- Proponents of the project contend that a bridge and associated paved road to Sukau would have helped the town grow and improve the standard of living for its residents.
- Environmental groups argue that the region’s unrealized potential for high-end nature tourism could bring similar economic benefits without disturbing local populations of elephants, orangutans and other struggling wildlife.
- The mid-April cancellation of the bridge was heralded as a success for rainforest conservation, but bigger questions loom about the future of local communities, the sanctuary and its wildlife.
SUKAU, Malaysia – At first blush, the muddy waters of the Kinabatangan River in northern Borneo seem to laze through a hodge-podge of sleepy fishing and farming villages. The river winds past oil palm plantations pushing right up to the river’s edge, crumbling (and striking) limestone cliffs, and abutting explosions of vegetation extending from carpets of hyacinth (Hyacinthus spp.) – introduced by a British colonist who liked the way they looked, according to local lore – to the twisting lianas and the tops of the tall trees standing guard on the river bank.
But like most rainforests, the stillness along Malaysia’s second-longest river belies what is in fact a dynamic and ever-changing place.
The Kinabatangan and the narrow wildlife sanctuary named for it, pinned to its banks by thousands of hectares of oil palm on all sides, have recently pulled the state of Sabah into the spotlight, as the opposition from local and international conservation groups to a planned bridge in the town of Sukau across the river has grown.
The bridge was cancelled in mid-April, according to a speech by Sabah’s chief conservator of forests, Sam Mannan. But Saddi Abdul Rahman, Sukau’s representative to the Sabah State Legislative Assembly, hasn’t given up on the project yet, and said in a message to Mongabay that he will wait until he has official confirmation from the state’s chief minister.
Finding a road to development
The Sukau bridge was a piece of the 2008 Sabah Development Corridor, a statewide plan set in motion to boost Sabah’s economy. Saddi has argued in the press that the 350-meter (1,148-foot) bridge and associated paving of an existing dirt-and-gravel road would connect communities east and south of the Kinabatangan River with the town of Sukau on the river’s western bank, providing them with access to markets and services like healthcare.

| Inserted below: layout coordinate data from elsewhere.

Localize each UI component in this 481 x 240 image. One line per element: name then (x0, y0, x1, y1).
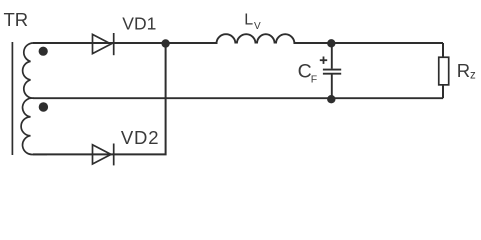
svg-text:F: F (311, 74, 317, 86)
transformer core line (11, 42, 13, 155)
svg-text:L: L (244, 12, 253, 29)
resistor Rz (439, 57, 449, 85)
wire: top rail right segment (inductor to right corner) (294, 42, 444, 44)
svg-text:C: C (298, 60, 312, 82)
svg-text:z: z (470, 70, 476, 82)
node junction dot capacitor top (327, 39, 335, 47)
node junction dot diodes output (161, 39, 169, 47)
svg-text:VD1: VD1 (122, 13, 156, 33)
wire: right side drop to resistor (442, 43, 444, 58)
svg-text:TR: TR (4, 9, 29, 30)
wire: bottom rail from winding through VD2 then up to top node (33, 43, 166, 154)
svg-text:R: R (457, 60, 470, 81)
polarity dot upper winding (39, 47, 48, 56)
polarity dot lower winding (39, 102, 48, 111)
transformer TR lower secondary winding (21, 98, 47, 154)
capacitor CF (323, 43, 341, 99)
transformer TR upper secondary winding (23, 43, 47, 98)
diode VD1 (93, 33, 114, 55)
wire: middle rail (center tap return) (33, 97, 443, 99)
svg-text:VD2: VD2 (121, 127, 159, 148)
svg-text:V: V (254, 21, 261, 32)
plus sign for CF (320, 57, 327, 64)
wire: top rail left segment (winding to inductor) (33, 42, 218, 44)
wire: resistor bottom lead (442, 85, 444, 98)
diode VD2 (93, 144, 114, 166)
node junction dot capacitor bottom (327, 95, 335, 103)
inductor LV (217, 34, 295, 43)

Currently, the infrequent Morisem Ferry links the two sides of the river. Saddi and others have said the bridge and paved road are necessary for the economic development of Sukau. Community members have reportedly voiced their desire to turn their town into a hub that connects far-flung areas in northern Borneo with the larger towns of Lahad Datu and Sandakan.
But conservation groups and scientists working in the area have waged a long battle against the bridge, arguing that it would lead to the destruction of the habitats now protected in the wildlife sanctuary. They warned that the ecotourism possibilities just beginning to take root in the area – and an associated economic boom – could wash away if the project had been allowed to move forward.
The move to nix the plans drew immediate praise from the bridge’s opponents when Mannan shared the news at an event for the South East Asia Rainforest Research Partnership on April 18.
“When Datuk Sam Mannan made the announcement that the bridge plan had been cancelled at the Royal Society of London, an international audience of conservationists, scientists, business people, entertainers, and philanthropists erupted in applause,” said Greg Asner, a global ecologist at the Carnegie Airborne Observatory, whose team has been working on mapping the carbon stocks and biodiversity of Sabah.